Technical Program Manager, Compute

at Anthropic

📍 New York City, United States
📍 San Francisco, United States
📍 Seattle, United States

USD 290,000-365,000 per year

MIDDLE

✅ Hybrid

✅ Visa Sponsorship

Used Tools & Technologies

Machine Learning

Required Skills & Competences
Tag name is followed by "@" symbol and proficiency level value. About proficiency levels:

1-2 — basic awareness. Minimal hands-on experience, and a rudimentary understanding of the technology's purpose;

3-6 — daily use. Comfortable and regular usage, capable of handling common tasks and challenges related to the technology;

7-9 — you are an expert, you can teach others, you know all the pitfalls and tricks;

10 — exceptional knowledge, comprehensive understanding, and adeptness in all aspects of the technology, including advanced problem-solving. Think twice before claiming or demanding such level.

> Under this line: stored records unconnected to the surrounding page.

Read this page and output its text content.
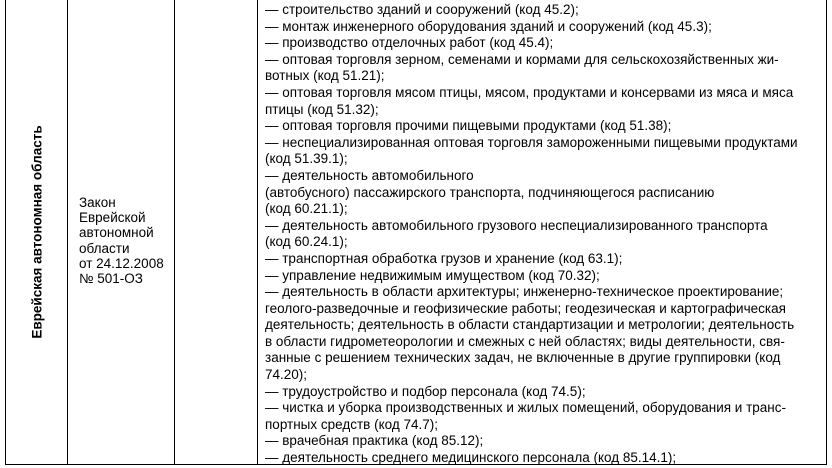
Еврейская автономная область	Закон
Еврейской
автономной
области
от 24.12.2008
№ 501-ОЗ
— строительство зданий и сооружений (код 45.2);
— монтаж инженерного оборудования зданий и сооружений (код 45.3);
— производство отделочных работ (код 45.4);
— оптовая торговля зерном, семенами и кормами для сельскохозяйственных жи-
вотных (код 51.21);
— оптовая торговля мясом птицы, мясом, продуктами и консервами из мяса и мяса
птицы (код 51.32);
— оптовая торговля прочими пищевыми продуктами (код 51.38);
— неспециализированная оптовая торговля замороженными пищевыми продуктами
(код 51.39.1);
— деятельность автомобильного
(автобусного) пассажирского транспорта, подчиняющегося расписанию
(код 60.21.1);
— деятельность автомобильного грузового неспециализированного транспорта
(код 60.24.1);
— транспортная обработка грузов и хранение (код 63.1);
— управление недвижимым имуществом (код 70.32);
— деятельность в области архитектуры; инженерно-техническое проектирование;
геолого-разведочные и геофизические работы; геодезическая и картографическая
деятельность; деятельность в области стандартизации и метрологии; деятельность
в области гидрометеорологии и смежных с ней областях; виды деятельности, свя-
занные с решением технических задач, не включенные в другие группировки (код
74.20);
— трудоустройство и подбор персонала (код 74.5);
— чистка и уборка производственных и жилых помещений, оборудования и транс-
портных средств (код 74.7);
— врачебная практика (код 85.12);
— деятельность среднего медицинского персонала (код 85.14.1);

Kubernetes @ 2 GCP @ 3 Leadership @ 3 AWS @ 3 Azure @ 3 Communication @ 3 GPU @ 3 Observability @ 3 AI @ 3 Slurm @ 2 HPC @ 3

Details

Anthropic’s mission is to create reliable, interpretable, and steerable AI systems. The Compute team runs the compute infrastructure that supports model training, evaluation, and inference workloads.

About the role

As a Technical Program Manager on the Compute team, you will drive planning, coordination, and execution of programs that keep Anthropic's compute infrastructure running efficiently at scale. You will take ownership of critical workstreams across the compute lifecycle, from procurement and bringing capacity online to allocation and utilization across teams. The exact focus will depend on your strengths and the team's needs. You will partner with Infrastructure, Systems, Research, Finance, and Capacity Engineering to shape processes, tooling, and coordination mechanisms.

Responsibilities

Own and drive critical programs across the compute lifecycle, coordinating execution across multiple engineering, research, and operations teams
Build and maintain operational visibility into the compute fleet: supply, demand, utilization, and health
Lead cross-functional coordination for compute transitions: bringing new capacity online, migrating workloads, and managing decommissions across cloud providers and hardware platforms
Partner with engineering and research leadership to prioritize and align on compute planning, allocation, and usage
Identify and close operational gaps via tooling, improved processes, or better cross-team communication
Own trade-off discussions between utilization, cost, latency, and reliability; synthesize inputs from technical and business stakeholders and communicate decisions to leadership
Develop and improve processes and frameworks for planning, tracking, and executing compute programs at scale

Requirements / Qualifications

7+ years of technical program management experience in infrastructure, platform engineering, or compute-intensive environments
Experience leading complex, cross-functional programs involving multiple engineering teams with competing priorities and ambiguous requirements
Experience working with research or ML teams and translating their needs into operational plans and technical requirements
Comfort diving into technical details (cloud infrastructure, cluster management, job scheduling, resource orchestration) while maintaining program-level visibility
Ability to define scope and build processes in ambiguous, fast-moving environments
Strong communication skills and credibility with engineers, researchers, finance, and executive leadership
Track record of building trust with engineering teams and driving changes through influence rather than authority

Strong candidates may also have

Experience managing compute capacity across multiple cloud providers (AWS, GCP, Azure) or hybrid cloud/on-premises environments
Familiarity with job scheduling, resource orchestration, or workload management systems (Kubernetes, Slurm, Borg, YARN, or custom schedulers)
Experience with GPU or accelerator infrastructure and large-scale ML training/inference workloads
Experience building or improving observability for infrastructure systems: dashboards, alerting, efficiency metrics, or cost attribution
Capacity planning experience including demand forecasting, cost modeling, or hardware lifecycle management
Experience scaling through hypergrowth in AI/ML, HPC, or large-scale cloud environments

Logistics

Locations: San Francisco, CA; New York City, NY; Seattle, WA
Education: Bachelor’s degree in a related field or equivalent experience required
Location-based hybrid policy: staff expected to be in one of Anthropic's offices at least 25% of the time (some roles may require more time in office)
Visa sponsorship: Anthropic states they do sponsor visas and retain an immigration lawyer to assist where possible
Deadline to apply: applications are received on a rolling basis

Compensation & Benefits

Annual salary range: $290,000 - $365,000 USD
Anthropic offers competitive compensation and benefits, optional equity donation matching, generous vacation and parental leave, flexible working hours, and office workspace

How we're different

Anthropic emphasizes large-scale, collaborative AI research, valuing impact and communication. The organization hosts frequent research discussions and focuses on high-impact research directions (examples listed in the posting include work related to GPT-3, interpretability, scaling laws, and learning from human preferences).